La Conseillère générale, John Bowen, le président de l'université américaine partenaire et son épouse,
son adjoint Karl Guggenmes, le maire, et le directeur de l'ENSP, sé félicitent de ce partenariat qui débute
![]()
18/04/2010
Hier, une délégation de l’université américaine Johnson and Wales a visité les installations de l’ENSP où, dès septembre, seront accueillis des étudiants américains. Au total, sur une année, 300 stagiaires étrangers y seront formés.
« C’est une dynamique qui s’inscrit dans la durée », assure Zakari Benkhadra, le directeur de l’Ecole Nationale Supérieure de Pâtisserie (ENSP).
Cet établissement de formation emblématique de la cité des cinq coqs, perché au château de Montbarnier, semblait, il y a un peu plus de trois ans, voué à un avenir bien sombre.
« Créer une dimension affective avec l’école et la ville »
Aujourd’hui, la réorientation lancée par Yves Thuries et Alain Ducasse entreprise, le groupe désormais aux manettes, semble porter ses fruits. Cette année, près de 1 000 stagiaires professionnels ont été accueillis, pour des modules allant de deux à cinq jours. Et le volet conçu spécifiquement pour des étudiants étrangers confirme sa pertinence, en touchant près de trois cents personnes.
C’est dans ce cadre que s’inscrivait la visite, hier, de John Bowen, le président de l’université américaine Johnson and Wales.

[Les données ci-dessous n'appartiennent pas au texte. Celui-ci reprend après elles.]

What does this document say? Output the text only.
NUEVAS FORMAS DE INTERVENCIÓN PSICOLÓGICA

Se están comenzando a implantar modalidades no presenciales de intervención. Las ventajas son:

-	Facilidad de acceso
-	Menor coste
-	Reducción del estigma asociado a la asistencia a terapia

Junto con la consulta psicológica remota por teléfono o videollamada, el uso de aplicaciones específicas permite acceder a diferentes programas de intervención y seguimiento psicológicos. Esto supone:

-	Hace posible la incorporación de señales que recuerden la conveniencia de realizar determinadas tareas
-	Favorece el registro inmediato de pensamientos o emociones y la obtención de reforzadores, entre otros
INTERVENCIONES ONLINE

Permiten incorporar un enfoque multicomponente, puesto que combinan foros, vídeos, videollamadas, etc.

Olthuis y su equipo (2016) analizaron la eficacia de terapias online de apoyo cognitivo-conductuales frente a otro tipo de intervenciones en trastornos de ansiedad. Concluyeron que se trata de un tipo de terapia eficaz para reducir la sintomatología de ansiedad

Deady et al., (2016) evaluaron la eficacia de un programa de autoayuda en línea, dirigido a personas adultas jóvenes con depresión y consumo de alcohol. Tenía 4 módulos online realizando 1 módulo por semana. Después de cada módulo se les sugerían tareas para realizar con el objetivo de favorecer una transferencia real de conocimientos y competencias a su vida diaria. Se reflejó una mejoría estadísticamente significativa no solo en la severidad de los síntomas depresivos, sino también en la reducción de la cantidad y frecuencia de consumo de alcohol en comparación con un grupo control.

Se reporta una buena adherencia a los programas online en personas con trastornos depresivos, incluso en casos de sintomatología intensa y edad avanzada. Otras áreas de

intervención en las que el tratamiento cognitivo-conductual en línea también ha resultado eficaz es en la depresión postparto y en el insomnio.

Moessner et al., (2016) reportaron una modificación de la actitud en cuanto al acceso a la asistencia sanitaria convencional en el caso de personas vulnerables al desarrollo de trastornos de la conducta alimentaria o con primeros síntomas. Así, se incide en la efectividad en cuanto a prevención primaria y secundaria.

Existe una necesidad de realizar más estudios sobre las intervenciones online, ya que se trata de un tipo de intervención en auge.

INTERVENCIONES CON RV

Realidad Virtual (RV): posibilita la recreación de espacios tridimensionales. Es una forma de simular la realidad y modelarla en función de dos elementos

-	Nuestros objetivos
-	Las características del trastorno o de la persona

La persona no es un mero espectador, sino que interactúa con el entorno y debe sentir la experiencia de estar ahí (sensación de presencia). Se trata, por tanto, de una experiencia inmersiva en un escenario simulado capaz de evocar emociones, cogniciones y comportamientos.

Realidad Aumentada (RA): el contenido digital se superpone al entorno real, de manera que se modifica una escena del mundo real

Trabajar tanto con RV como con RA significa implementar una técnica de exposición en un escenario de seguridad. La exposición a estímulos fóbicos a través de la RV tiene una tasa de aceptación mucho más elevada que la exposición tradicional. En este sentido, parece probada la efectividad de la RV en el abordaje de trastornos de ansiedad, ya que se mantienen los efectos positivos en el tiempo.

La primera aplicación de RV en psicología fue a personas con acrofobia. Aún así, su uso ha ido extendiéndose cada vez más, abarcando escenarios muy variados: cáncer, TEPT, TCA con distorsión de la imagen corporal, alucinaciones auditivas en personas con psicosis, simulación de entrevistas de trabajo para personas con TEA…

Cette structure qui compte 16 000 élèves, répartis sur quatre campus à Providence, Charlotte, Miami et Denver, possède un conséquent département dédié aux Arts culinaires, qui intéresse 5 700 cuisiniers et pâtissiers.
Cette université privée a donc conclu un partenariat avec l’ENSP.
Le 22 septembre, une vingtaine de ses étudiants viendront, pour huit semaines, parfaire à Yssingeaux leur formation initiale.
« Nous proposons du sur-mesure. L’emploi du temps comportera 70% de cours pratiques, qui se combineront avec des projets de recherche avec des entreprises de la région, comme Sevarome à Yssingeaux, Celnat à Saint-Germain-Laprade, ou encore Cap Fruits et Valrhona à Tain-l’Hermitage, dans la Drôme.
Naturellement, des cours de français appliqués aux techniques de la pâtisserie seront assurés.
Et plus largement, des plages d’éveil à la culture française, liées notamment à la connaissance de notre patrimoine gastronomique, complèteront le programme », explique Zakari Benkhadra.
Qui ajoute :
« Notre volonté est de créer les conditions pour créer une dimension affective avec l’école, avec la ville. »
Ajoutons que la gent féminine sera largement représentée parmi ce contingent d’élèves américains.
Car, à l’instar du Japon, les métiers de la pâtisserie sont occupés, aux Etats-Unis, à 90% par des femmes.